PA Arts Sunday - Bamyan Voids Progress

I've got to write a lot of music over the Holiday break.

The Anchorage Civic Orchestra will present the premiere of Hindu Kush, my new orchestral work, on May 14th. The music is pretty much constructed as far as I can inside of my mind. I have about 18 minutes of it memorized, yet most of it hasn't left the inside of my head.

Hindu Kush will be my most extensive "protest work" of classical music since Two Rivers, in 2006.

Below is a set of facing pages from the score of Sphinx Island Elegy, my first credible work of protest music.
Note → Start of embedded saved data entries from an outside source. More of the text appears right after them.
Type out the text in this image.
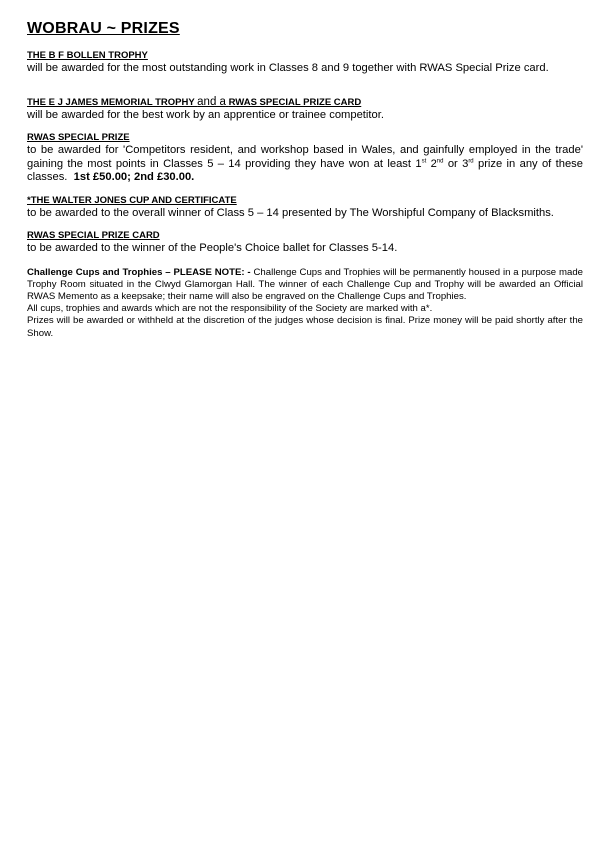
WOBRAU ~ PRIZES
THE B F BOLLEN TROPHY
will be awarded for the most outstanding work in Classes 8 and 9 together with RWAS Special Prize card.
THE E J JAMES MEMORIAL TROPHY and a RWAS SPECIAL PRIZE CARD
will be awarded for the best work by an apprentice or trainee competitor.
RWAS SPECIAL PRIZE
to be awarded for 'Competitors resident, and workshop based in Wales, and gainfully employed in the trade' gaining the most points in Classes 5 – 14 providing they have won at least 1st 2nd or 3rd prize in any of these classes. 1st £50.00; 2nd £30.00.
*THE WALTER JONES CUP AND CERTIFICATE
to be awarded to the overall winner of Class 5 – 14 presented by The Worshipful Company of Blacksmiths.
RWAS SPECIAL PRIZE CARD
to be awarded to the winner of the People's Choice ballet for Classes 5-14.

Challenge Cups and Trophies – PLEASE NOTE: - Challenge Cups and Trophies will be permanently housed in a purpose made Trophy Room situated in the Clwyd Glamorgan Hall. The winner of each Challenge Cup and Trophy will be awarded an Official RWAS Memento as a keepsake; their name will also be engraved on the Challenge Cups and Trophies.

All cups, trophies and awards which are not the responsibility of the Society are marked with a*.

Prizes will be awarded or withheld at the discretion of the judges whose decision is final. Prize money will be paid shortly after the Show.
It premiered in Anchorage in October 1989, and was the first serious attempt in the fine arts to express the Exxon Valdez oil spill.

It was the last big piece I wrote out by hand:

At the same time I was writing it, I was investigating the new tools available to composers through computer notation and sequencing programs. In 1990 I purchased Finale, which I figured might become a major product.

Here's a shot of progress on Bamyan Voids, the first movement of Hindu Kush. It describes the utterly stupid destruction in 2000, by Taliban adherants, of the Buddhist statues at Bamyan, at the southwest edge of the Hindu Kush.
The other movements will be Woman's Ghazal (praising Afghani women artists), Reapers and Predators (protesting automated warfare) and a Mountain Song from the eastern part of the Hindu Kush, begging God for peace.